Cercare segni di passione politica nella vita reale è come andare per boscaglie in cerca del mare: e alla fine, invece che le onde, trovarsi in un campo di grano. Nel silenzio assordante delle cicale. Qualcosa di simile alla morte, alle percentuali del Cinque Stelle dopo gli anni d’oro, all’inerzia della sinistra. Alla presa che hanno le linee dei partiti sui discorsi della gente. Un silenzio da spavento. A Roma e Torino, nelle città dove non si vota per le Regionali ma solo per il referendum, e che nel 2016 segnarono il trionfo grillino di Raggi e di Appendino.

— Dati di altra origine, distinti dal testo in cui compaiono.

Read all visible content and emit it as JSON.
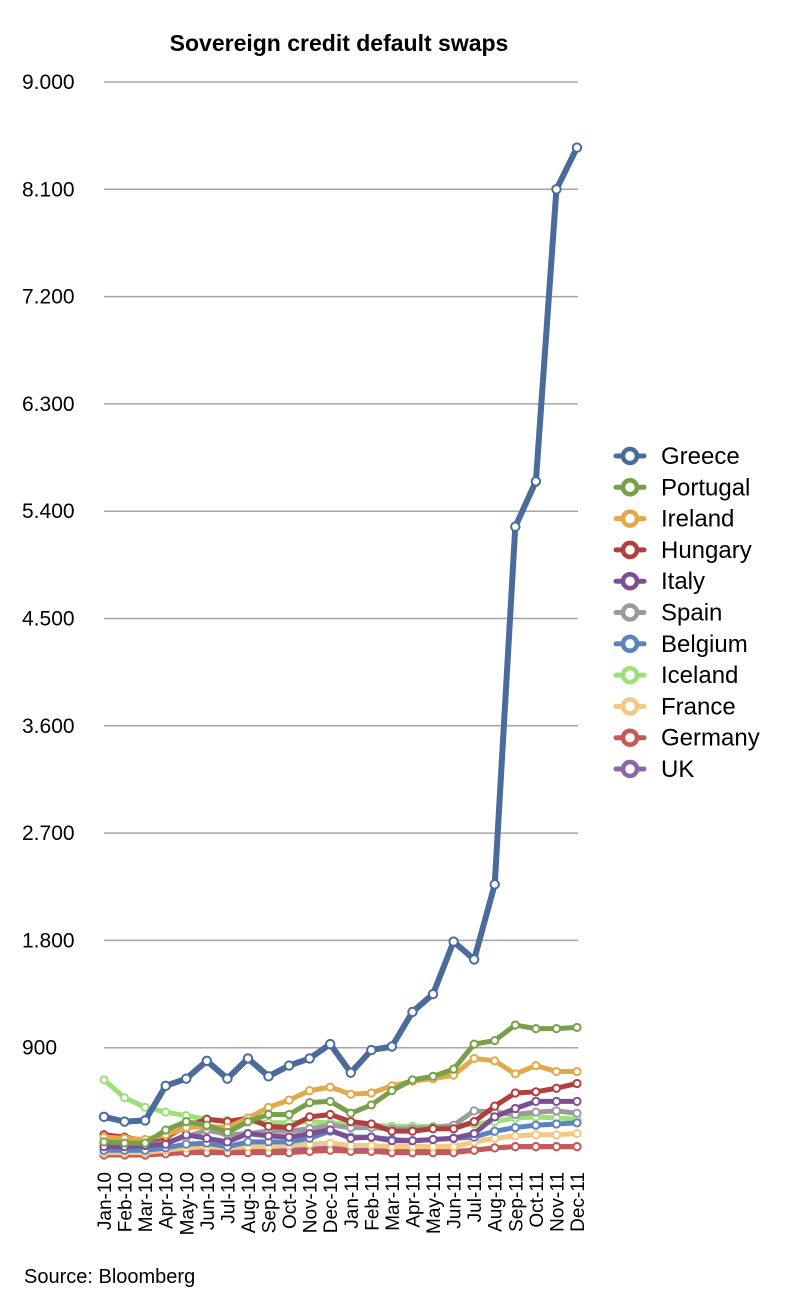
{
  "chart_data": {
    "type": "line",
    "title": "Sovereign credit default swaps",
    "xlabel": "",
    "ylabel": "",
    "source": "Source: Bloomberg",
    "legend_position": "right",
    "grid": true,
    "ylim": [
      0,
      9000
    ],
    "yticks": [
      900,
      1800,
      2700,
      3600,
      4500,
      5400,
      6300,
      7200,
      8100,
      9000
    ],
    "ytick_labels": [
      "900",
      "1.800",
      "2.700",
      "3.600",
      "4.500",
      "5.400",
      "6.300",
      "7.200",
      "8.100",
      "9.000"
    ],
    "categories": [
      "Jan-10",
      "Feb-10",
      "Mar-10",
      "Apr-10",
      "May-10",
      "Jun-10",
      "Jul-10",
      "Aug-10",
      "Sep-10",
      "Oct-10",
      "Nov-10",
      "Dec-10",
      "Jan-11",
      "Feb-11",
      "Mar-11",
      "Apr-11",
      "May-11",
      "Jun-11",
      "Jul-11",
      "Aug-11",
      "Sep-11",
      "Oct-11",
      "Nov-11",
      "Dec-11"
    ],
    "series": [
      {
        "name": "Greece",
        "color": "#4a6b9c",
        "values": [
          320,
          280,
          290,
          580,
          640,
          790,
          640,
          810,
          660,
          750,
          810,
          930,
          690,
          880,
          910,
          1200,
          1350,
          1790,
          1640,
          2270,
          5270,
          5650,
          8100,
          8450
        ]
      },
      {
        "name": "Portugal",
        "color": "#78a04c",
        "values": [
          110,
          100,
          100,
          210,
          280,
          250,
          190,
          280,
          340,
          340,
          440,
          450,
          350,
          420,
          540,
          630,
          660,
          720,
          930,
          960,
          1090,
          1060,
          1060,
          1070
        ]
      },
      {
        "name": "Ireland",
        "color": "#e2a94a",
        "values": [
          150,
          140,
          130,
          170,
          230,
          240,
          230,
          310,
          400,
          460,
          540,
          570,
          510,
          520,
          580,
          620,
          640,
          670,
          810,
          790,
          680,
          750,
          700,
          700
        ]
      },
      {
        "name": "Hungary",
        "color": "#b03f3f",
        "values": [
          170,
          150,
          120,
          150,
          240,
          300,
          280,
          310,
          240,
          230,
          320,
          340,
          280,
          260,
          200,
          200,
          220,
          220,
          280,
          410,
          520,
          530,
          560,
          600
        ]
      },
      {
        "name": "Italy",
        "color": "#7c4f95",
        "values": [
          70,
          70,
          80,
          90,
          170,
          140,
          110,
          180,
          160,
          150,
          180,
          210,
          140,
          150,
          120,
          120,
          130,
          140,
          180,
          320,
          390,
          450,
          450,
          450
        ]
      },
      {
        "name": "Spain",
        "color": "#9b9b9b",
        "values": [
          100,
          90,
          90,
          110,
          150,
          210,
          170,
          180,
          200,
          200,
          220,
          250,
          230,
          230,
          220,
          220,
          230,
          250,
          370,
          360,
          340,
          360,
          370,
          350
        ]
      },
      {
        "name": "Belgium",
        "color": "#5a84c0",
        "values": [
          40,
          40,
          40,
          60,
          90,
          100,
          70,
          110,
          110,
          110,
          140,
          200,
          150,
          150,
          130,
          120,
          130,
          140,
          150,
          200,
          230,
          250,
          260,
          270
        ]
      },
      {
        "name": "Iceland",
        "color": "#9de07a",
        "values": [
          630,
          480,
          400,
          360,
          330,
          300,
          290,
          280,
          270,
          270,
          280,
          270,
          260,
          250,
          240,
          240,
          240,
          240,
          260,
          280,
          310,
          320,
          310,
          300
        ]
      },
      {
        "name": "France",
        "color": "#f3c880",
        "values": [
          20,
          20,
          20,
          40,
          60,
          70,
          60,
          70,
          70,
          80,
          90,
          100,
          80,
          80,
          70,
          70,
          70,
          70,
          110,
          140,
          160,
          170,
          170,
          180
        ]
      },
      {
        "name": "Germany",
        "color": "#c85858",
        "values": [
          0,
          0,
          0,
          10,
          20,
          20,
          20,
          20,
          20,
          20,
          30,
          40,
          30,
          30,
          20,
          20,
          20,
          20,
          40,
          60,
          70,
          70,
          70,
          70
        ]
      },
      {
        "name": "UK",
        "color": "#8c66a8",
        "values": [
          20,
          20,
          20,
          30,
          40,
          40,
          40,
          40,
          40,
          40,
          50,
          60,
          50,
          40,
          40,
          30,
          30,
          30,
          40,
          60,
          70,
          70,
          70,
          70
        ]
      }
    ]
  }
}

Nessuno, al mercato, a urlare «guardate che carciofi che c’ho io, fermatevi qua». Nessun banchetto a far campagna per il sì e il no. Zero volantini. Non si parla con gli sconosciuti, tanto meno nell’epoca del Covid-19. Pochissimi si fermano. Nessuno si incuriosisce, anzi si scansa, fa il giro largo. È spesso: non so, non ho tempo. Le domande rimbalzano sulle mascherine, sulle incombenze, sulle preoccupazioni. Si direbbe che non ci sia qualcosa di più lontano, dalla vita, del referendum costituzionale per il taglio dei parlamentari, tra gli odori di buccia di pecorino misto asfalto caldo, misto caffè macinato, misto grasso di prosciutto, misto zaffata di merluzzo, misto cartoni e cartoncini e fogli e penne bic che sembrano là da sessant’anni, ferme ai tempi di Mamma Roma, giusto.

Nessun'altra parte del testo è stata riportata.